El niño destapa la jabonera y se la acerca. Es un niño muy obsequioso.

—¡Pues, anda, que como vaya usted muy lejos, con este calor!

—A veces hace más. Dame la toalla.

El niño le da la toalla.

—¿Es usted de Madrid?

El viajero, mientras se seca, decide pasar a la ofensiva.

—No, no soy de Madrid. ¿Cómo te llamas?

—Armando, para servirle, Armando Mondéjar López.

—¿Cuántos años tienes?

—Trece.

—¿Qué estudias?

—Perito.

—¿Perito..., qué?

—Pues perito..., perito.

—¿Qué es tu padre?

—Está en la diputación.

—¿Cómo se llama?

—Pío.

—¿Cuántos hermanos tienes?

—Somos cinco: cuatro niños y una niña. Yo soy el mayor.

—¿Sois todos rubios?

—Sí, señor. Todos tenemos el pelo rojo; mi papá también lo tiene.

En la voz del niño hay como una vaga cadencia de tristeza. El viajero no hubiera querido preguntar tanto. Piensa un instante, mientras guarda la toalla y el jabón y saca de la mochila los tomates, el pan y una lata de
foie-gras
, que se ha pasado de rosca preguntando.

—¿Comemos un poco?

—Bueno; como usted guste.

El viajero trata de hacerse amable, y el niño, poco a poco, vuelve a la alegría de antes de decir: Sí, todos tenemos el pelo rojo; mi papá también lo tiene.
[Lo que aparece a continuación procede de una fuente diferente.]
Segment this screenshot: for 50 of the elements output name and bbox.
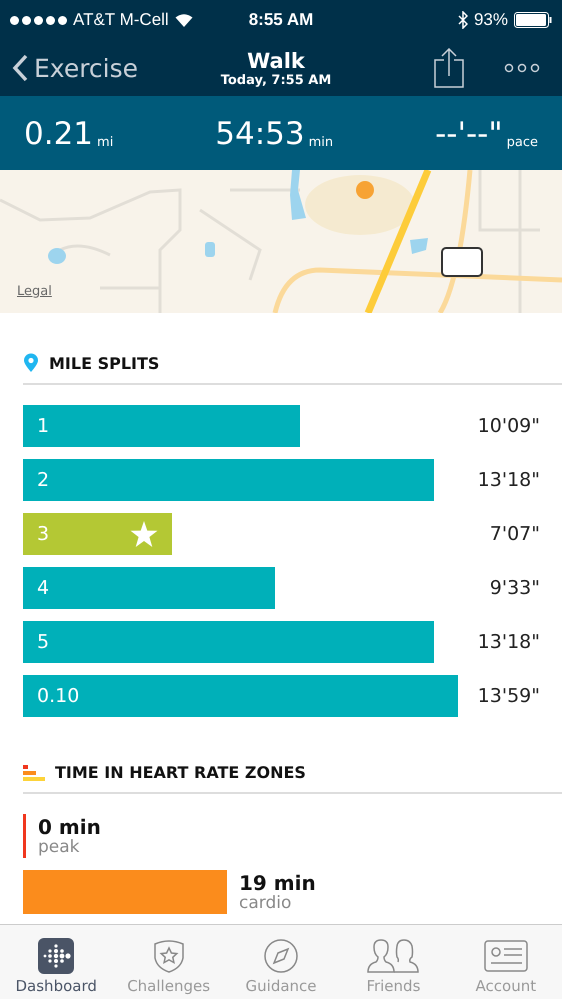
stat-value: --'--" (435, 119, 503, 150)
tab-item[interactable]: Dashboard (0, 925, 112, 999)
stat-unit: mi (97, 135, 114, 150)
tab-item[interactable]: Challenges (112, 925, 225, 999)
battery-icon (514, 12, 552, 28)
tab-item[interactable]: Account (450, 925, 562, 999)
split-time: 7'07" (488, 523, 540, 545)
split-time: 13'18" (476, 469, 540, 491)
location-pin-icon (23, 353, 39, 373)
stat-value: 0.21 (24, 119, 94, 150)
bar-chart-icon (23, 764, 45, 780)
split-label: 5 (37, 631, 50, 653)
stat-value: 54:53 (215, 119, 305, 150)
people-icon (366, 938, 420, 974)
stat-unit: min (308, 135, 334, 150)
date-subtitle: Today, 7:55 AM (220, 72, 332, 88)
split-label: 3 (37, 523, 50, 545)
split-time: 10'09" (476, 415, 540, 437)
zone-label: peak (38, 838, 81, 856)
split-time: 13'18" (476, 631, 540, 653)
split-label: 1 (37, 415, 50, 437)
wifi-icon (174, 13, 193, 27)
chevron-left-icon (12, 54, 28, 82)
split-time: 13'59" (476, 685, 540, 707)
signal-icon (10, 16, 67, 24)
battery-percent: 93% (474, 10, 508, 30)
back-button[interactable]: Exercise (12, 54, 221, 82)
zone-label: cardio (239, 894, 292, 912)
split-label: 2 (37, 469, 50, 491)
clock-time: 8:55 AM (248, 10, 314, 30)
more-icon[interactable] (504, 63, 540, 73)
legal-link[interactable]: Legal (17, 284, 52, 299)
bluetooth-icon (458, 11, 468, 29)
section-title: MILE SPLITS (49, 354, 160, 372)
star-icon (130, 520, 158, 548)
tab-item[interactable]: Guidance (224, 925, 338, 999)
id-card-icon (484, 938, 528, 974)
split-label: 4 (37, 577, 50, 599)
tab-item[interactable]: Friends (337, 925, 450, 999)
share-icon[interactable] (434, 48, 464, 88)
split-time: 9'33" (488, 577, 540, 599)
page-title: Walk (247, 48, 305, 72)
carrier-name: AT&T M-Cell (73, 10, 169, 30)
stat-unit: pace (506, 135, 538, 150)
zone-minutes: 19 min (239, 872, 316, 894)
split-label: 0.10 (37, 685, 80, 707)
dots-logo-icon (38, 938, 74, 974)
section-title: TIME IN HEART RATE ZONES (55, 763, 306, 782)
zone-minutes: 0 min (38, 816, 101, 838)
compass-icon (263, 938, 300, 974)
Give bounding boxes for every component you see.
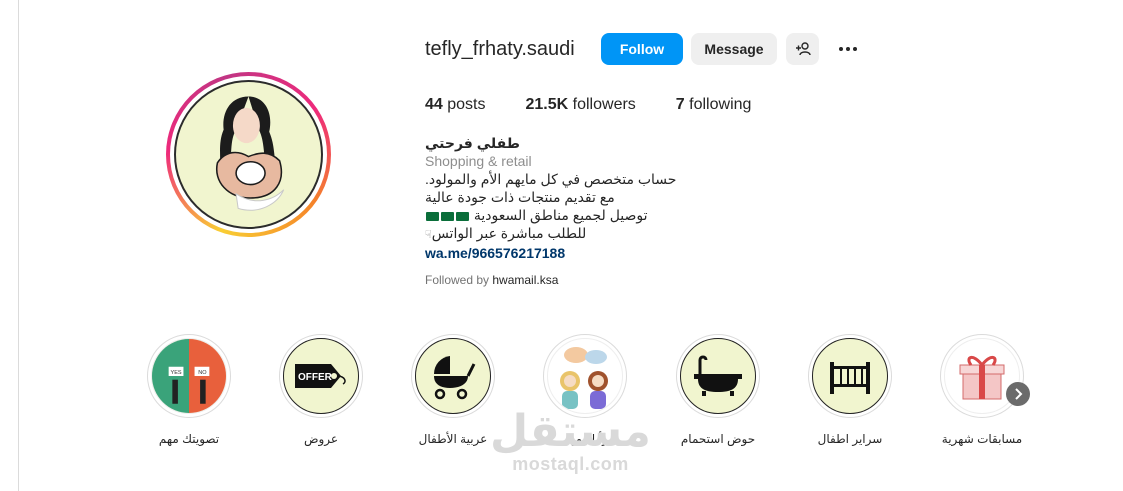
- offer-tag-icon: OFFER: [283, 338, 359, 414]
- highlight-baby-cribs[interactable]: سراير اطفال: [795, 334, 905, 446]
- profile-page: tefly_frhaty.saudi Follow Message 44 pos…: [0, 0, 1123, 491]
- mother-baby-logo-icon: [174, 80, 323, 229]
- highlight-bathtub[interactable]: حوض استحمام: [663, 334, 773, 446]
- svg-text:NO: NO: [198, 370, 207, 376]
- message-button[interactable]: Message: [691, 33, 777, 65]
- followers-stat[interactable]: 21.5K followers: [526, 96, 636, 114]
- chat-women-icon: [547, 338, 623, 414]
- svg-text:YES: YES: [171, 370, 182, 376]
- highlight-your-vote[interactable]: YES NO تصويتك مهم: [134, 334, 244, 446]
- svg-text:OFFER: OFFER: [298, 372, 333, 383]
- follow-button[interactable]: Follow: [601, 33, 683, 65]
- watermark: مستقل mostaql.com: [490, 407, 651, 475]
- more-options-icon[interactable]: [834, 38, 862, 60]
- saudi-flag-icon: [425, 207, 470, 223]
- profile-bio: طفلي فرحتي Shopping & retail حساب متخصص …: [425, 134, 676, 262]
- highlights-next-button[interactable]: [1006, 382, 1030, 406]
- profile-username: tefly_frhaty.saudi: [425, 38, 575, 60]
- following-stat[interactable]: 7 following: [676, 96, 752, 114]
- followed-by[interactable]: Followed by hwamail.ksa: [425, 273, 558, 287]
- bathtub-icon: [680, 338, 756, 414]
- vote-yes-no-icon: YES NO: [151, 338, 227, 414]
- bio-line: حساب متخصص في كل مايهم الأم والمولود.: [425, 171, 677, 187]
- posts-stat[interactable]: 44 posts: [425, 96, 486, 114]
- suggest-user-button[interactable]: [786, 33, 819, 65]
- chevron-right-icon: [1015, 388, 1023, 400]
- profile-display-name: طفلي فرحتي: [425, 135, 520, 151]
- profile-category: Shopping & retail: [425, 153, 532, 169]
- stroller-icon: [415, 338, 491, 414]
- highlight-offers[interactable]: OFFER عروض: [266, 334, 376, 446]
- add-person-icon: [795, 42, 811, 56]
- gift-icon: [944, 338, 1020, 414]
- bio-link[interactable]: wa.me/966576217188: [425, 244, 676, 262]
- bio-line: مع تقديم منتجات ذات جودة عالية: [425, 189, 615, 205]
- bio-line: توصيل لجميع مناطق السعودية: [425, 206, 676, 224]
- sidebar-divider: [18, 0, 19, 491]
- profile-stats: 44 posts 21.5K followers 7 following: [425, 96, 791, 114]
- pointing-hand-icon: ☟: [425, 229, 432, 241]
- bio-line: للطلب مباشرة عبر الواتس☟: [425, 225, 587, 241]
- profile-avatar[interactable]: [166, 72, 331, 237]
- crib-icon: [812, 338, 888, 414]
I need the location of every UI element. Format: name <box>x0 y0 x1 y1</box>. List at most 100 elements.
El viajero le cuenta al niño que no va a Zaragoza, que va a darse una vueltecita por la Alcarria; le cuenta también de dónde es, cómo se llama, cuántos hermanos tiene. Cuando le habla de un primo suyo, bizco, que vive en Málaga y que se llama Jenaro, el niño va ya muerto de risa. Después le cuenta cosas de la guerra, y el niño escucha atento, emocionado, con los ojos muy abiertos.

—¿Le han dado algún tiro?

El viajero y el niño se han hecho muy amigos y, hablando, hablando, llegan hasta el camino de Iriépal. El niño se despide.

—Tengo que volver; mi mamá quiere que esté en casa a la hora de merendar. Además, no le gusta que venga hasta aquí; siempre me lo tiene dicho.